Tout le passé revivait dans son cœur. Sa mère à peine entrevue, le collège, où il s’était cru heureux, son père, hélas !… Puis la catastrophe qui avait si profondément bouleversé son existence. Qui lui eût prédit autrefois qu’il se verrait un jour, seul, sans amis, sans ressources, transformé en interprète, parti pour un voyage, dont cet appareillage lugubre dans la brume, dans l’ombre, dans la pluie, présageait peut-être l’issue ?

Combien de temps se serait-il abandonné à cette faiblesse ? Un tumulte le mit debout. Des cris, des grondements, des jurons. De grosses bottes martelant le pont. Puis un grincement affreux de fer contre fer, et une masse énorme apparut sur bâbord, pour se perdre aussitôt dans la nuit.

Aux fenêtres, des visages affolés se montraient. Le pont se remplissait de passagers terrifiés. Mais la voix du capitaine s’éleva, rassurante. Ce n’était rien.

« Pour cette fois, » se dit Robert en remontant sur le spardeck, tandis que le pont redevenait désert.

Le temps se modifiait de nouveau. La pluie, dont la violence s’était peu à peu accrue, cessa subitement.

Et ce fut comme un changement à vue. Le brouillard s’envola d’un grand coup d’aile, des étoiles s’allumèrent dans le ciel, les rives basses du fleuve devinrent perceptibles.

Robert consulta sa montre. Il était neuf heures un quart.

Les lumières de Greenwich avaient depuis longtemps disparu dans le lointain. Par bâbord derrière, celles de Woolwich étaient visibles encore, et, à l’horizon, naissait le feu de Stonemess. Ce feu bientôt laissé en arrière, ce fut celui de Broadness. À dix heures on passait devant les feux de Tilburyness, et, vingt minutes plus tard, la pointe Coalhouse était doublée.

Robert put l’examiner à loisir.

Robert vit alors que le spardeck avait un second promeneur. Une cigarette piquait la nuit à dix pas de lui. Indifférent, il continua sa promenade, puis, machinalement, s’approcha du capot éclairé du grand salon.

Tout bruit s’était éteint à l’intérieur. Les voyageurs avaient l’un après l’autre gagné leurs cabines. Le grand salon était vide.

Seule, une passagère, presque en face de Robert, lisait, à demi couchée sur un divan. Il put l’examiner à loisir, détailler les traits délicats vivement éclairés, les cheveux blonds, les yeux noirs, la taille fine, le petit pied sortant d’une jupe élégante. Il admira la grâce de la pose, la beauté de la main tournant les feuillets du livre. Avec raison, il jugea cette passagère charmante, et, pendant quelques instants, il s’oublia à la contempler.

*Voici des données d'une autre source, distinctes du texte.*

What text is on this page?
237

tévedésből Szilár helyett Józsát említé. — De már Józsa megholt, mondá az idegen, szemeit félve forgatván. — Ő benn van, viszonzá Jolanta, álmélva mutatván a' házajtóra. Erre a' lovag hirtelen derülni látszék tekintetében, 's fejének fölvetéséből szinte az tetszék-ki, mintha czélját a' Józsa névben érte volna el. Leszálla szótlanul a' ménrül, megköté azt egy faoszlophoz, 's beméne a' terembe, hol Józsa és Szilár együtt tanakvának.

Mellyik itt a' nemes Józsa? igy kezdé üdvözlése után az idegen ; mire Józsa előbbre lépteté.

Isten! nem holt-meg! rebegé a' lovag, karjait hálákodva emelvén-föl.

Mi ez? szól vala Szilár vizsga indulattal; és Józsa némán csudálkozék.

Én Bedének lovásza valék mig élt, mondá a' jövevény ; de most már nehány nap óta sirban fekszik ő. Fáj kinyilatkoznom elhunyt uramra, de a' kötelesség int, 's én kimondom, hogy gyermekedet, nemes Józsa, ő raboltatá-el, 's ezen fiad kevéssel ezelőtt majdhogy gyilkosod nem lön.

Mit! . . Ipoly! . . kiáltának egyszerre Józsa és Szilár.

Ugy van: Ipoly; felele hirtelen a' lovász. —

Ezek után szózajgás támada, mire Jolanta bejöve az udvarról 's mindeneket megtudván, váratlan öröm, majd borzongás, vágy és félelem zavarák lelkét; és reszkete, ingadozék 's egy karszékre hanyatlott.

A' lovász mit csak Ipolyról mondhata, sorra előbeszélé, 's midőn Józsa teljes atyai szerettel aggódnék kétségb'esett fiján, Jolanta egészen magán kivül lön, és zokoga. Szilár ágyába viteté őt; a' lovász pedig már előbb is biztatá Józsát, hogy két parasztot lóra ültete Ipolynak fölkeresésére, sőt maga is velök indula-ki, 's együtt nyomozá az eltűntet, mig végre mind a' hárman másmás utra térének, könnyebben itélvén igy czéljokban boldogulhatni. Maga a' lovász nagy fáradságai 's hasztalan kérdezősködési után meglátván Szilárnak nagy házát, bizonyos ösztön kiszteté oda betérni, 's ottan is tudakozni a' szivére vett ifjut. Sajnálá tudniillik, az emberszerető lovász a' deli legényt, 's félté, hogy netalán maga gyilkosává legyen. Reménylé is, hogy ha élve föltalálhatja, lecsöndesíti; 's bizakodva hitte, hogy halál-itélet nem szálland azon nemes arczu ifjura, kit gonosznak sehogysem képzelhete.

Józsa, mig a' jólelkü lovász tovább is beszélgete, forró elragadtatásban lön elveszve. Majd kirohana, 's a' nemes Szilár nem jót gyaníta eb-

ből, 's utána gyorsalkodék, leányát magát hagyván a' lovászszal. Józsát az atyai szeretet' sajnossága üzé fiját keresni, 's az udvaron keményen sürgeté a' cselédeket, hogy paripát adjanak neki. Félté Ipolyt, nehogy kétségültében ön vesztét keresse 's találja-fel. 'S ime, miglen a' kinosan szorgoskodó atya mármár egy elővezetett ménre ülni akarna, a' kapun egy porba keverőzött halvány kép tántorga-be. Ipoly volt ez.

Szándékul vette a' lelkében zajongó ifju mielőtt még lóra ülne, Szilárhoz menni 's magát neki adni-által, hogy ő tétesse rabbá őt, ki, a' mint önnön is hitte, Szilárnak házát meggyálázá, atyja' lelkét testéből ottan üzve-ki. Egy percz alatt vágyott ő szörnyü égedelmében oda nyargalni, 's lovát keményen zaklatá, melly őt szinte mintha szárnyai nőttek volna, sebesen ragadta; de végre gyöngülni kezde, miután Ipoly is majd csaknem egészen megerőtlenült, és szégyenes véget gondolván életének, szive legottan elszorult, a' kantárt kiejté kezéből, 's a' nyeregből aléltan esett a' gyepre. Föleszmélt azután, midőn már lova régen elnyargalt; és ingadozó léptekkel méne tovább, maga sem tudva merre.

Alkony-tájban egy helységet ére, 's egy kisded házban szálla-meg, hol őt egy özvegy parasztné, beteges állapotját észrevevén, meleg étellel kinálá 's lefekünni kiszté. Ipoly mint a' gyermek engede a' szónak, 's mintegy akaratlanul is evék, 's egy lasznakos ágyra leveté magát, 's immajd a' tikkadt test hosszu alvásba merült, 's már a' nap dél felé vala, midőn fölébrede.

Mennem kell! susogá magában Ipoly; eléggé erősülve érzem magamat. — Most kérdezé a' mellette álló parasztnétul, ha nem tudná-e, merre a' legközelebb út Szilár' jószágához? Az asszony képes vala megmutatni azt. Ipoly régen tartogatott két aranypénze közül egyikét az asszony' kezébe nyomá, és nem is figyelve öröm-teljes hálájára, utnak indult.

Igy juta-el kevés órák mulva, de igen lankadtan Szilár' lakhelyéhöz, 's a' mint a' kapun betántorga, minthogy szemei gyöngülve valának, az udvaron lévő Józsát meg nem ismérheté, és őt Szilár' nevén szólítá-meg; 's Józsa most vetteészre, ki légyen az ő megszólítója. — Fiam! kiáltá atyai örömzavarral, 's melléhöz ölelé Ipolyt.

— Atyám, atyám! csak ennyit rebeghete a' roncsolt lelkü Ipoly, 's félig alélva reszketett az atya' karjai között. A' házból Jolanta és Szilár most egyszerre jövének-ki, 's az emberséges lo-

Mais le fumeur fit un mouvement, toussa, frappa du pied. Robert, honteux de son indiscrétion, s’éloigna du capot, et reprit sa promenade.

Les feux continuaient à défiler. À 11 heures 10, on se trouvait par le travers de la station des signaux. Au loin clignotaient maintenant ceux du Nore et du Great-Nore, sentinelles perdues de l’Océan.

Robert se décida au repos. Il quitta le spardeck, descendit l’escalier des cabines, s’engagea dans le couloir. Il marchait songeur, indifférent à ce qui l’entourait.

À quoi rêvait-il ainsi ? Continuait-il le triste monologue de naguère ? Ne pensait-il pas plutôt au gracieux tableau qu’il venait d’admirer ? Elles passent si vite, parfois, les tristesses d’un homme de vingt-huit ans !

Il ne reprit possession de lui-même que la main sur la porte de sa cabine. Il s’aperçut alors qu’il n’était pas seul.

Deux autres portes s’ouvraient en même temps. Dans la cabine voisine de la sienne, une femme entrait, et un voyageur dans la suivante. Les deux passagers échangèrent un salut familier, puis la voisine de Robert se retourna, glissant vers lui un regard curieux, et, avant qu’elle ne fût disparue, il reconnut la vision du grand salon.

Il poussa la porte à son tour.

Comme il la refermait sur lui, le navire se souleva en gémissant, puis retomba dans un vacarme d’écume. Et, au même instant qu’en arrivait la première lame, sur le pont siffla dans les agrès la première haleine de la mer.